Eux qui ont débuté dans les squats d'Amsterdam aux premières heures du mouvement do it yourself, qui ont joué dix fois dans chaque salle d'Europe et du monde, qui ont mêlé leur rock au jazz le plus libre avant de lui créer de nouvelles racines au cœur de l'Ethiopie… The Ex c'est la liberté musicale dans sa forme la plus rigoureuse, l'autonomie jusqu'au bout, pour tout.
Pour le coup, ils ont commencé par se la jouer orthodoxe, en s'installant à un coin de rue comme des travellers, entre la salle et les bureaux des Instants. C'est Katherina, la batteuse, qui mène la danse avec ses pulsations répétitives typiques de l'Afrique de l'Est. Elle a beaucoup fait pour tirer le groupe vers ces contrées, c'est elle qui a commencé à chanter en éthiopien lors des concerts. A côté d'elle, à ce coin de rue, les deux guitaristes siamois se guettent sans cesse. Ils sont le pont entre les débuts rock du groupe et sa forme actuelle, prêts à exploser à la seconde. Ils ont les cheveux un peu gris et ils se marrent comme des lycéens qui viennent d'apprendre que le cours est annulé.

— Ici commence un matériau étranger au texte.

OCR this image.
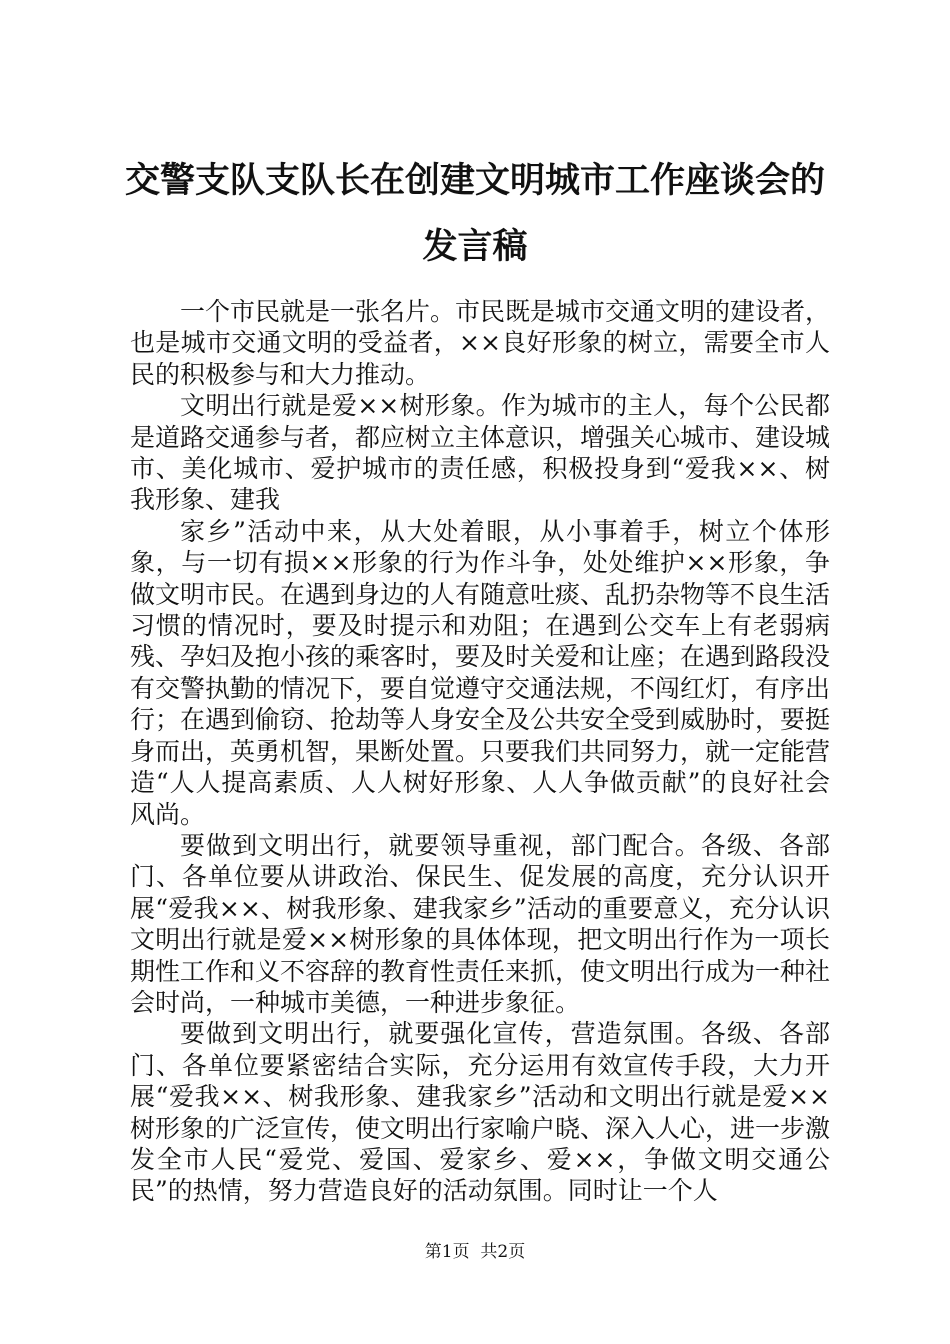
交警支队支队长在创建文明城市工作座谈会的发言稿

一个市民就是一张名片。市民既是城市交通文明的建设者，也是城市交通文明的受益者，××良好形象的树立，需要全市人民的积极参与和大力推动。

文明出行就是爱××树形象。作为城市的主人，每个公民都是道路交通参与者，都应树立主体意识，增强关心城市、建设城市、美化城市、爱护城市的责任感，积极投身到“爱我××、树我形象、建我

家乡”活动中来，从大处着眼，从小事着手，树立个体形象，与一切有损××形象的行为作斗争，处处维护××形象，争做文明市民。在遇到身边的人有随意吐痰、乱扔杂物等不良生活习惯的情况时，要及时提示和劝阻；在遇到公交车上有老弱病残、孕妇及抱小孩的乘客时，要及时关爱和让座；在遇到路段没有交警执勤的情况下，要自觉遵守交通法规，不闯红灯，有序出行；在遇到偷窃、抢劫等人身安全及公共安全受到威胁时，要挺身而出，英勇机智，果断处置。只要我们共同努力，就一定能营造“人人提高素质、人人树好形象、人人争做贡献”的良好社会风尚。

要做到文明出行，就要领导重视，部门配合。各级、各部门、各单位要从讲政治、保民生、促发展的高度，充分认识开展“爱我××、树我形象、建我家乡”活动的重要意义，充分认识文明出行就是爱××树形象的具体体现，把文明出行作为一项长期性工作和义不容辞的教育性责任来抓，使文明出行成为一种社会时尚，一种城市美德，一种进步象征。

要做到文明出行，就要强化宣传，营造氛围。各级、各部门、各单位要紧密结合实际，充分运用有效宣传手段，大力开展“爱我××、树我形象、建我家乡”活动和文明出行就是爱××树形象的广泛宣传，使文明出行家喻户晓、深入人心，进一步激发全市人民“爱党、爱国、爱家乡、爱××，争做文明交通公民”的热情，努力营造良好的活动氛围。同时让一个人

第1页 共2页
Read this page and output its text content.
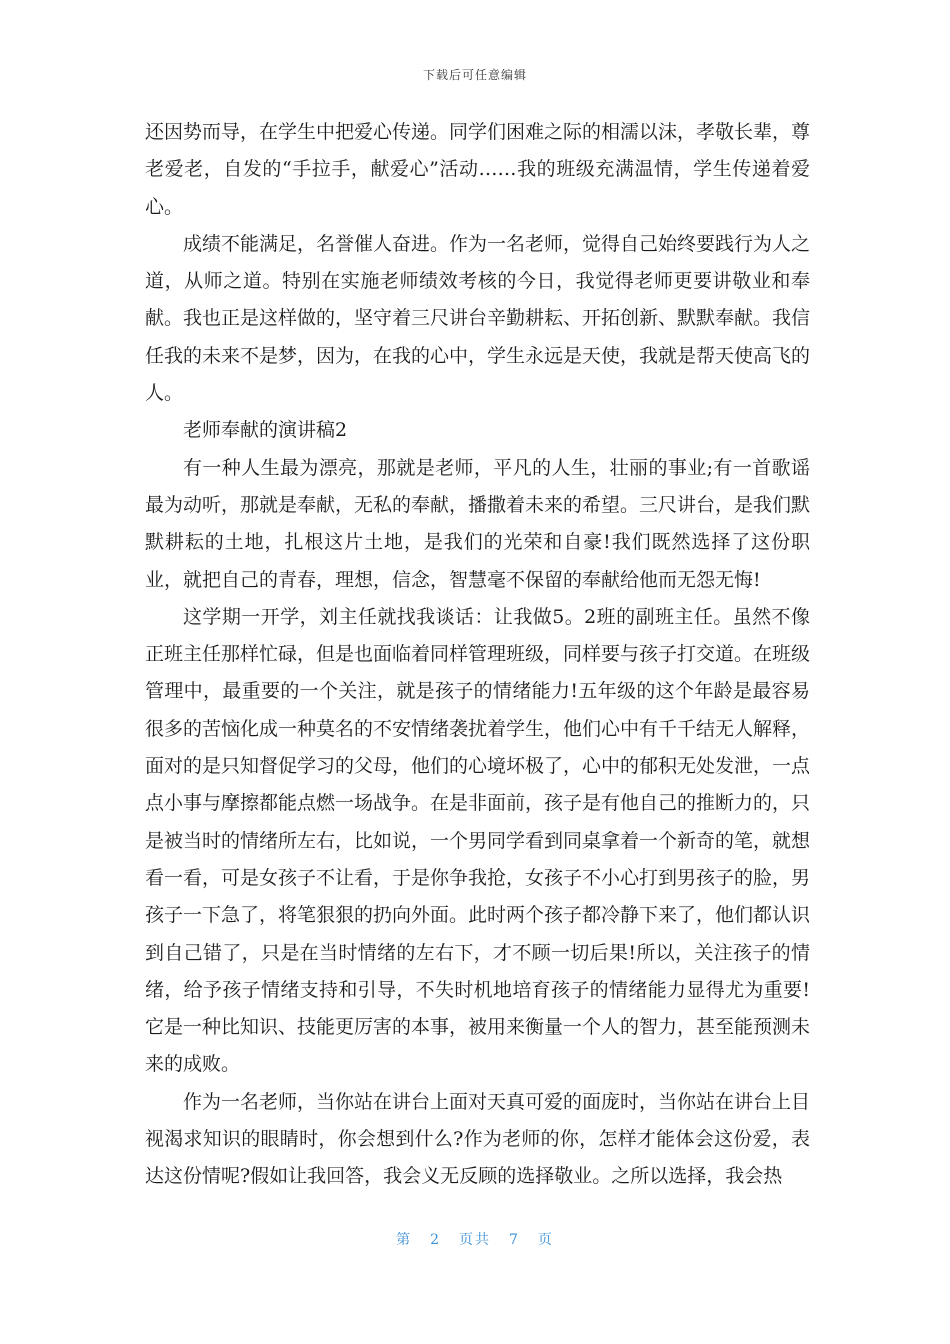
下载后可任意编辑

还因势而导，在学生中把爱心传递。同学们困难之际的相濡以沫，孝敬长辈，尊老爱老，自发的“手拉手，献爱心”活动……我的班级充满温情，学生传递着爱心。

成绩不能满足，名誉催人奋进。作为一名老师，觉得自己始终要践行为人之道，从师之道。特别在实施老师绩效考核的今日，我觉得老师更要讲敬业和奉献。我也正是这样做的，坚守着三尺讲台辛勤耕耘、开拓创新、默默奉献。我信任我的未来不是梦，因为，在我的心中，学生永远是天使，我就是帮天使高飞的人。

老师奉献的演讲稿2

有一种人生最为漂亮，那就是老师，平凡的人生，壮丽的事业;有一首歌谣最为动听，那就是奉献，无私的奉献，播撒着未来的希望。三尺讲台，是我们默默耕耘的土地，扎根这片土地，是我们的光荣和自豪!我们既然选择了这份职业，就把自己的青春，理想，信念，智慧毫不保留的奉献给他而无怨无悔!

这学期一开学，刘主任就找我谈话：让我做5。2班的副班主任。虽然不像正班主任那样忙碌，但是也面临着同样管理班级，同样要与孩子打交道。在班级管理中，最重要的一个关注，就是孩子的情绪能力!五年级的这个年龄是最容易很多的苦恼化成一种莫名的不安情绪袭扰着学生，他们心中有千千结无人解释，面对的是只知督促学习的父母，他们的心境坏极了，心中的郁积无处发泄，一点点小事与摩擦都能点燃一场战争。在是非面前，孩子是有他自己的推断力的，只是被当时的情绪所左右，比如说，一个男同学看到同桌拿着一个新奇的笔，就想看一看，可是女孩子不让看，于是你争我抢，女孩子不小心打到男孩子的脸，男孩子一下急了，将笔狠狠的扔向外面。此时两个孩子都冷静下来了，他们都认识到自己错了，只是在当时情绪的左右下，才不顾一切后果!所以，关注孩子的情绪，给予孩子情绪支持和引导，不失时机地培育孩子的情绪能力显得尤为重要!它是一种比知识、技能更厉害的本事，被用来衡量一个人的智力，甚至能预测未来的成败。

作为一名老师，当你站在讲台上面对天真可爱的面庞时，当你站在讲台上目视渴求知识的眼睛时，你会想到什么?作为老师的你，怎样才能体会这份爱，表达这份情呢?假如让我回答，我会义无反顾的选择敬业。之所以选择，我会热

第 2 页共 7 页
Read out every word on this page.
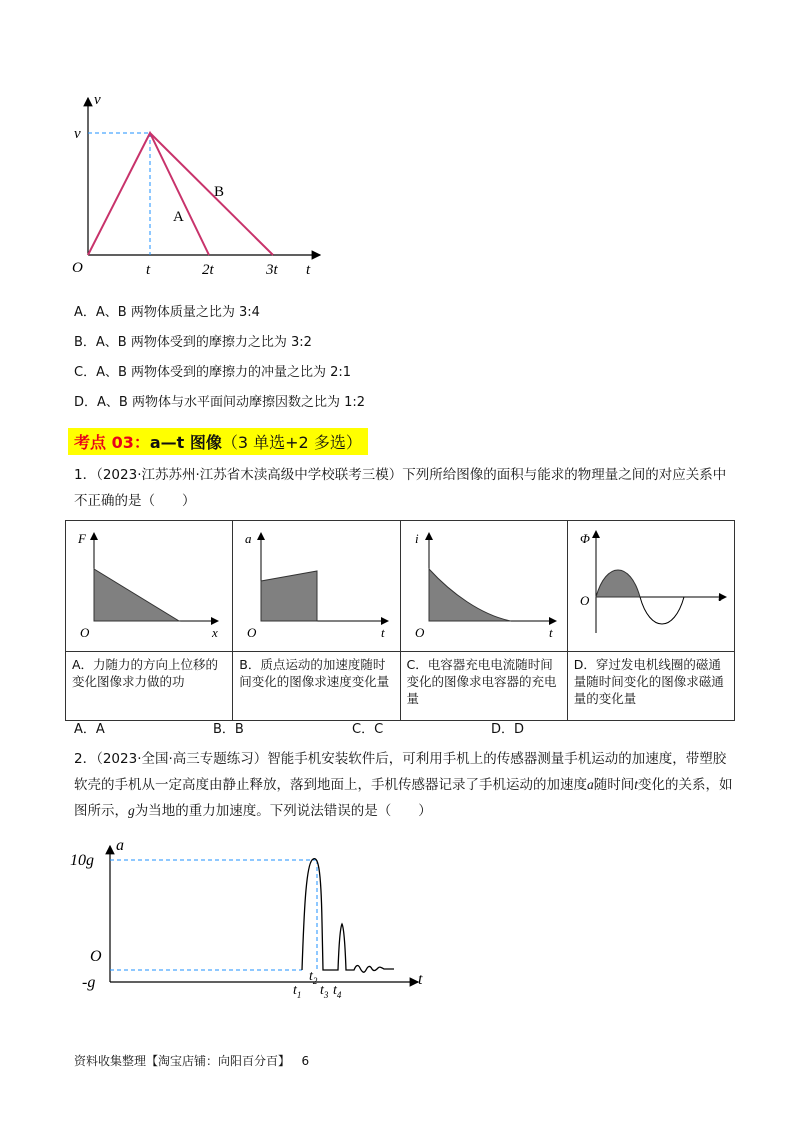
v
v
O	t	2t	3t t
A
B
A．A、B 两物体质量之比为 3:4
B．A、B 两物体受到的摩擦力之比为 3:2
C．A、B 两物体受到的摩擦力的冲量之比为 2:1
D．A、B 两物体与水平面间动摩擦因数之比为 1:2
考点 03：a—t 图像（3 单选+2 多选）
1．（2023·江苏苏州·江苏省木渎高级中学校联考三模）下列所给图像的面积与能求的物理量之间的对应关系中不正确的是（　　）
F
x
O	a
t
O	i
t
O	Φ
t
O

A．力随力的方向上位移的变化图像求力做的功	B．质点运动的加速度随时间变化的图像求速度变化量	C．电容器充电电流随时间变化的图像求电容器的充电量	D．穿过发电机线圈的磁通量随时间变化的图像求磁通量的变化量
A．A	B．B	C．C	D．D
2．（2023·全国·高三专题练习）智能手机安装软件后，可利用手机上的传感器测量手机运动的加速度，带塑胶软壳的手机从一定高度由静止释放，落到地面上，手机传感器记录了手机运动的加速度a随时间t变化的关系，如图所示，g为当地的重力加速度。下列说法错误的是（　　）
a
10g
O
-g	t
$t_1$
$t_2$
$t_3$ $t_4$
资料收集整理【淘宝店铺：向阳百分百】 6
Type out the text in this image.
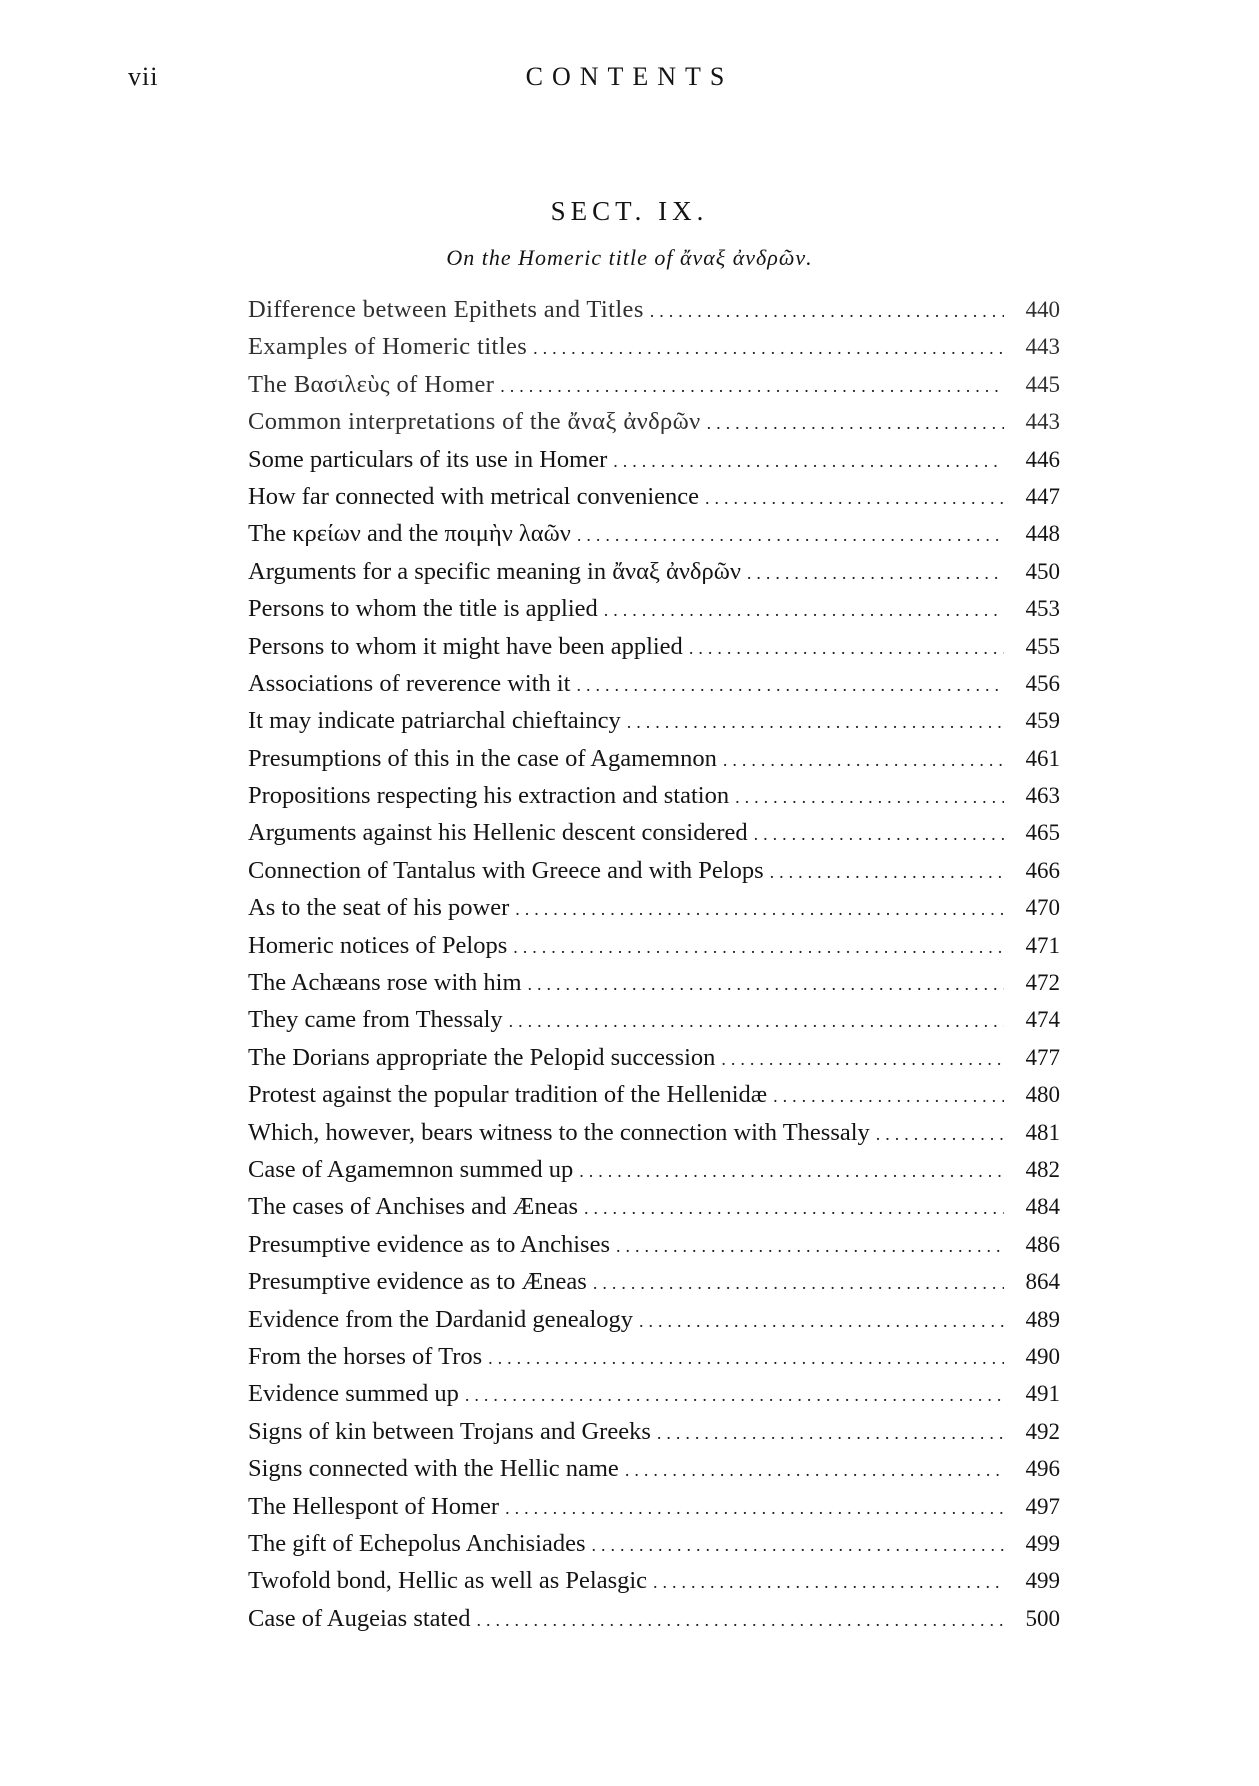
vii	CONTENTS
SECT. IX.
On the Homeric title of ἄναξ ἀνδρῶν.
Difference between Epithets and Titles .....	440
Examples of Homeric titles .....	443
The Βασιλεὺς of Homer .....	445
Common interpretations of the ἄναξ ἀνδρῶν .....	443
Some particulars of its use in Homer .....	446
How far connected with metrical convenience .....	447
The κρείων and the ποιμὴν λαῶν .....	448
Arguments for a specific meaning in ἄναξ ἀνδρῶν .....	450
Persons to whom the title is applied .....	453
Persons to whom it might have been applied .....	455
Associations of reverence with it .....	456
It may indicate patriarchal chieftaincy .....	459
Presumptions of this in the case of Agamemnon .....	461
Propositions respecting his extraction and station .....	463
Arguments against his Hellenic descent considered .....	465
Connection of Tantalus with Greece and with Pelops .....	466
As to the seat of his power .....	470
Homeric notices of Pelops .....	471
The Achæans rose with him .....	472
They came from Thessaly .....	474
The Dorians appropriate the Pelopid succession .....	477
Protest against the popular tradition of the Hellenidæ .....	480
Which, however, bears witness to the connection with Thessaly .....	481
Case of Agamemnon summed up .....	482
The cases of Anchises and Æneas .....	484
Presumptive evidence as to Anchises .....	486
Presumptive evidence as to Æneas .....	864
Evidence from the Dardanid genealogy .....	489
From the horses of Tros .....	490
Evidence summed up .....	491
Signs of kin between Trojans and Greeks .....	492
Signs connected with the Hellic name .....	496
The Hellespont of Homer .....	497
The gift of Echepolus Anchisiades .....	499
Twofold bond, Hellic as well as Pelasgic .....	499
Case of Augeias stated .....	500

Repli en intérieur, ambiance de squat. Pour faire des économies et parce que c'est dans l'esprit de la maison, les Instants chavirés ont aménagé des chambres dans un immeuble situé à 30 mètres de la salle. Les musiciens de passage y vivent un jour ou deux, il y a une cuisine et une terrasse. Et au rez-de-chaussée il y a ce vaste espace qui ne demande qu'à vivre. On y a installé la batterie et rebranché les guitares pour un morceau cette fois bien punk. G.W. Sok, le chanteur historique de The Ex, nous a rejoint. Toujours aussi taiseux, il est resté dans un coin jusqu'à ce que vienne le moment de violenter au mégaphone la boucle électrique déjà malmenée par le saxophone de l'un des invités du jour, Wolter Wierbos.
Là, on ne va pas vous le cacher, on a eu des problèmes avec le son… Mais notre mixeur a sauvé les meubles et l'esprit, et quand Sok commence à scander ses slogans politiques, on se dit qu'on monterait bien une barricade en plein Montreuil.
Re-déplacement de la batterie et nouvelle mutation de The Ex. Le troisième morceau enregistré pour cette session à emporter sera éthiopien. Afework Negussie apparaît, il est tout le temps mort de rire et il a un regard apaisant. On sait déjà que ce qui arrive sera très joli. Il lance lentement son marenqo, ce son rêche et nerveux sur lequel il pose peu à peu son chant, puis prend son rythme de croisière. Katherina ne le quitte pas des yeux, G.W. Sok est là en témoin, toujours aussi silencieux. Le morceau monte, divague en beauté puis s'éteint lentement. Il aurait pu durer 25 minutes… Afework est toujours aussi souriant et nous on est heureux d'avoir filmé The Ex, que ces vieux briscards passionnants nous aient trimballé à travers leur sono mondiale autonomiste.